I talked with a handful of the Coachella Valley’s solar companies and most, but not all, agreed with Wesoff.

Vincent Battaglia, CEO of Renova Energy in Palm Desert, said as long as the tariff remains low, the impact should be minimal.

“The higher the tax would have been, the more it would have affected downstream integrators,” he said. “We’re the bottom of food chain. It would have hurt job creation. It would have had a very crippling effect.”

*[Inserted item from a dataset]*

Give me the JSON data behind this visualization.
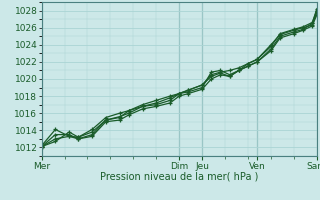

At HelioPower, also in Palm Desert, residential sales manager Matt McPherson said his company has tried to cushion itself from any tariffs  by buying its panels from distributors rather than directly from Chinese manufacturers.

But whether that effort will work will depend on where the impact of the tariffs hits — at the distrubutor or the installer level — and who will pay the difference, he said.  

Nate Otto at Hot Purple Energy in Palm Springs said the best protection for installers and customers is to buy American-made panels.

“We have American-made products that are near the price” of Chinese, he said. “The companies are getting very creative with their products. We’ve noticed a lot of people are very happy that we have a majority of American-made products.”

Otto’s concern was that a decision with high tariffs could have sparked a trade war, with the Chinese retaliating with high tariffs on the American-made silicon chips it buys to make its panels.

Jerry Gugino, founder of Potere Solar in Rancho Mirage, has a different take. He thinks the tariff will provide some much-needed leveling of the playing field for American manufacturers. Before opening Potere, Gugino had plans to open a factory to build solar panels in the Coachella Valley, with the goal of creating up to 125 jobs.

But he found that he couldn’t compete with the Chinese on labor costs, and he also ran into high start-up costs to get the panels UL-certified for sale in the U.S.

“We can make panels just as good as the Chinese,” he said. “The tariff may raise the price of panels a little bit, but  the reward is that we’re bringing back jobs.”

In another piece, published Monday, Wesoff concluded that whatever the outcome of the case, it won’t matter. Chinese companies, expecting the tariffs, have already started reorganizing their businesses, working around the fees by setting up regional manufacturing facilities in other countries.

The U.S. might lose solar jobs, he said, but more from the expiration of the Treasury Department 1603 cash grant program than competition from cheap Chinese panels.

Yes, we can manufacture solar panels in the U.S.

Here’s a bit of good news about the potential for the solar industry to bring manufacturing jobs back to the U.S.

According to a report on Greentech Media, Suntech, the world’s largest producer of solar panels, has beefed up production at its plant in Goodyear, Ariz., adding a third shift.

“That’s an additional 30 U.S. jobs as the firm goes into around-the-clock protection to build about 15,000 solar panels per month,” writes Eric Wesoff.

“Suntech will be supplying panels to Sempra Generation’s massive 700-megawatt Mesquite Solar project, located near Phoenix, Arizona — about 30 miles from Suntech’s Goodyear Arizona plant. Some of the 280-watt panels produced at the the 117,000 square foot Goodyear factory are destined for the Mesquite plant. The factory remains on target to employ 150 employees by the end of 2011.” (Wesoff’s emphasis.)

Why this is hopeful is that Suntech is a Chinese company, and it shows that if the demand is high enough, manufacturers will open facilities here. Salaries may be higher but that could be balanced out by steeply reduced shipping costs that would include ever increasing fuel prices.

The challenge for California, and the Coachella Valley, is the universal perception of the state as over-regulated and unfriendly to business.

The downside of all this, if you read the whole article and comments, are weaknesses in the U.S. solar market that Wesoff sees as a downward trend, but others argue are isolated incidents that should not be generalized.

The word I’m hearing from installers locally is that the market is good right now, with growing interest in solar leases and power purchase agreements.